Mary Ann Cronin, a Navy nurse, said she was five minutes from her Fairfax City apartment, eager to get home after a nurses' reception, when she heard a thump, and then the windshield of her car shattered.

"I knew I hit something, somebody," the 34-year-old nurse said, sobbing, during her hour-long testimony in Fairfax Circuit Court yesterday. "I got out of the car and went back down the road and there was a boy on the ground. I thought: 'Please, God, don't let him be dead.' "

John Svec, 16, a sophomore and football player at Woodson High School in Fairfax County, died three days later of a skull fracture and brain hemorrhage.

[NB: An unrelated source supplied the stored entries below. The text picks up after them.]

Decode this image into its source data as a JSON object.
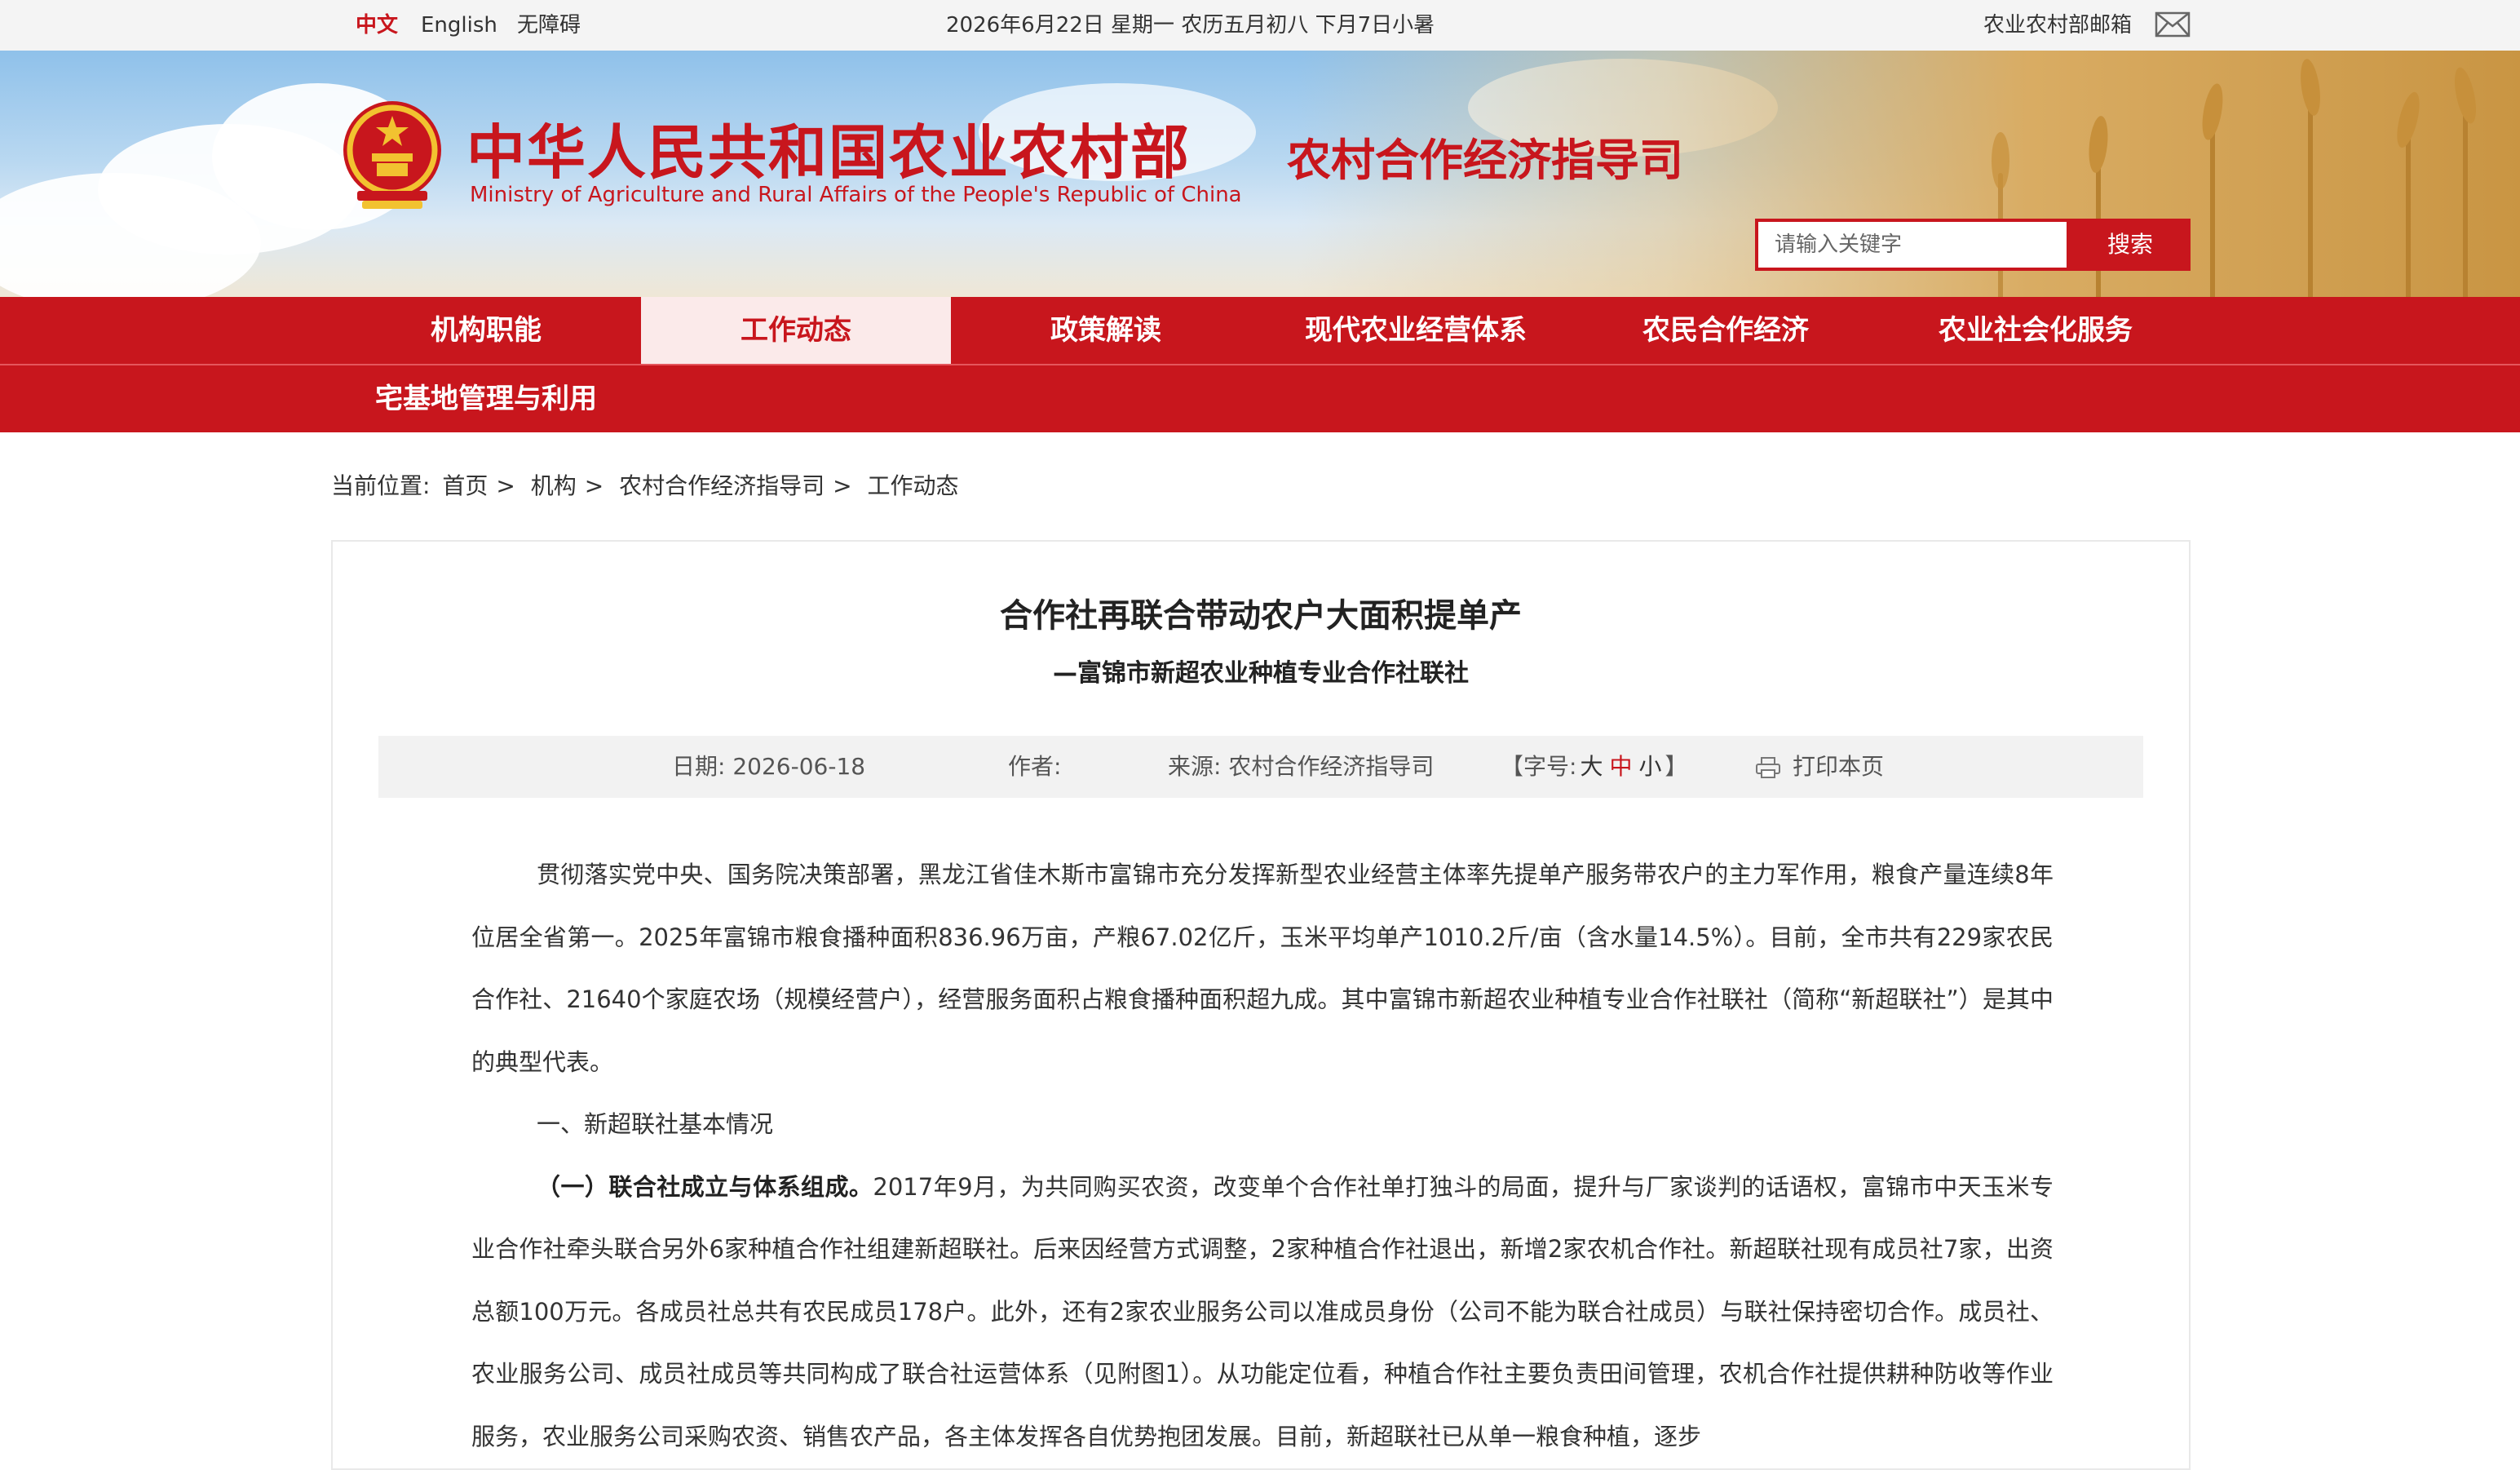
{
  "topbar": {
    "lang_zh": "中文",
    "lang_en": "English",
    "accessibility": "无障碍",
    "date_line": "2026年6月22日 星期一 农历五月初八 下月7日小暑",
    "mail_label": "农业农村部邮箱"
  },
  "header": {
    "site_title": "中华人民共和国农业农村部",
    "site_title_en": "Ministry of Agriculture and Rural Affairs of the People's Republic of China",
    "dept_title": "农村合作经济指导司",
    "search_placeholder": "请输入关键字",
    "search_button": "搜索"
  },
  "nav": {
    "items": [
      {
        "label": "机构职能",
        "active": false
      },
      {
        "label": "工作动态",
        "active": true
      },
      {
        "label": "政策解读",
        "active": false
      },
      {
        "label": "现代农业经营体系",
        "active": false
      },
      {
        "label": "农民合作经济",
        "active": false
      },
      {
        "label": "农业社会化服务",
        "active": false
      },
      {
        "label": "宅基地管理与利用",
        "active": false
      }
    ]
  },
  "breadcrumb": {
    "prefix": "当前位置:",
    "items": [
      "首页",
      "机构",
      "农村合作经济指导司",
      "工作动态"
    ],
    "separator": ">"
  },
  "article": {
    "title": "合作社再联合带动农户大面积提单产",
    "subtitle": "—富锦市新超农业种植专业合作社联社",
    "meta": {
      "date_label": "日期:",
      "date": "2026-06-18",
      "author_label": "作者:",
      "author": "",
      "source_label": "来源:",
      "source": "农村合作经济指导司",
      "font_prefix": "【字号:",
      "font_large": "大",
      "font_medium": "中",
      "font_small": "小",
      "font_suffix": "】",
      "print": "打印本页"
    },
    "paragraphs": [
      {
        "lead": "",
        "text": "贯彻落实党中央、国务院决策部署，黑龙江省佳木斯市富锦市充分发挥新型农业经营主体率先提单产服务带农户的主力军作用，粮食产量连续8年位居全省第一。2025年富锦市粮食播种面积836.96万亩，产粮67.02亿斤，玉米平均单产1010.2斤/亩（含水量14.5%）。目前，全市共有229家农民合作社、21640个家庭农场（规模经营户），经营服务面积占粮食播种面积超九成。其中富锦市新超农业种植专业合作社联社（简称“新超联社”）是其中的典型代表。"
      },
      {
        "lead": "",
        "text": "一、新超联社基本情况"
      },
      {
        "lead": "（一）联合社成立与体系组成。",
        "text": "2017年9月，为共同购买农资，改变单个合作社单打独斗的局面，提升与厂家谈判的话语权，富锦市中天玉米专业合作社牵头联合另外6家种植合作社组建新超联社。后来因经营方式调整，2家种植合作社退出，新增2家农机合作社。新超联社现有成员社7家，出资总额100万元。各成员社总共有农民成员178户。此外，还有2家农业服务公司以准成员身份（公司不能为联合社成员）与联社保持密切合作。成员社、农业服务公司、成员社成员等共同构成了联合社运营体系（见附图1）。从功能定位看，种植合作社主要负责田间管理，农机合作社提供耕种防收等作业服务，农业服务公司采购农资、销售农产品，各主体发挥各自优势抱团发展。目前，新超联社已从单一粮食种植，逐步"
      }
    ]
  },
  "colors": {
    "brand_red": "#c8161d",
    "nav_active_bg": "#fbeaea",
    "meta_bg": "#f2f2f2",
    "topbar_bg": "#f4f4f4"
  },
  "icons": {
    "mail": "envelope-icon",
    "emblem": "national-emblem",
    "print": "printer-icon"
  }
}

Cronin was charged with driving while intoxicated and involuntary manslaughter and is on trial on the latter charge. A jury is scheduled to begin deliberations today after hearing two days of dramatic testimony.

Cronin, a lieutenant with a 12-year career in the Navy, testified she spent several hours on the evening of May 13 at a reception in Rockville commemorating the 75th anniversary of the Navy Nurses' Corps. Over six hours, she said, she drank six beers and ate about two dozen bite-size egg rolls and a bacon-cheeseburger.

Weary from the night's activities and a 10-hour shift in the surgical ward of Bethesda Naval Hospital, she said, she left about 11 p.m.

She testified she was thinking about the big reunion party scheduled for the next night and the old acquaintances she'd seen for the first time in years at that night's reception.

As she pulled off the Beltway and on to Little River Turnpike in Fairfax County, Cronin said, "I felt tired. I was thinking, 'I'm glad I'm almost home.' I smacked myself about 10 times on the side of my face" to keep awake.

As she continued her voice began to quiver. "I was driving and the next thing I knew I heard a thump, then I heard the glass on the windshield shatter."

Bursting into tears, Cronin said, "I had seen nothing."

The trial has been closely monitored by members of the antidrunk-driving group Mothers Against Drunk Driving (MADD) who, along with members of the Cronin and Svec families, have packed the small courtroom.

Three teen-agers who had been walking with Svec along Little River Turnpike the night of the accident testified Monday that Cronin's car veered off the main roadway and onto the paved apron where the four youths were walking.

Cronin, wearing a white Navy nurse's uniform, testified yesterday that she didn't feel intoxicated and didn't think she had swerved out of the driving lane.

"Is it possible you fell asleep and drifted into that lane?" asked Assistant Commonwealth's Attorney Jack A. Robbins.

"It's possible," Cronin replied softly. "But I don't think so."

Cronin said she asked the boys to help her pull Svec "out of the road so he wouldn't be in the traffic lane. I checked to see if he was breathing. I could see his chest rising and feel his breath. I was just terrified. I just held his head back so the airway would stay open."

Police officers testified that Cronin failed several sobriety tests at the scene of the accident. When defense attorney Barry Murphy asked Cronin to perform those same tests in the courtroom yesterday, she responded haltingly, quivering and losing her balance as she tried to walk a line heel-to-toe and stand on one leg.

After her testimony, Cronin walked unsteadily back to the defense table and collapsed in the arms of friends, sobbing.

A physician testifying for the defense yesterday said Cronin had not had enough alcohol to substantially impair her activities. Her attorney has argued that the boys were walking along an area of the road not designated for pedestrians.

Police records introduced at the trial show Cronin had a blood alcohol level of .14 shortly after the accident. Under Virginia law, a driver is considered intoxicated when the level reaches .10.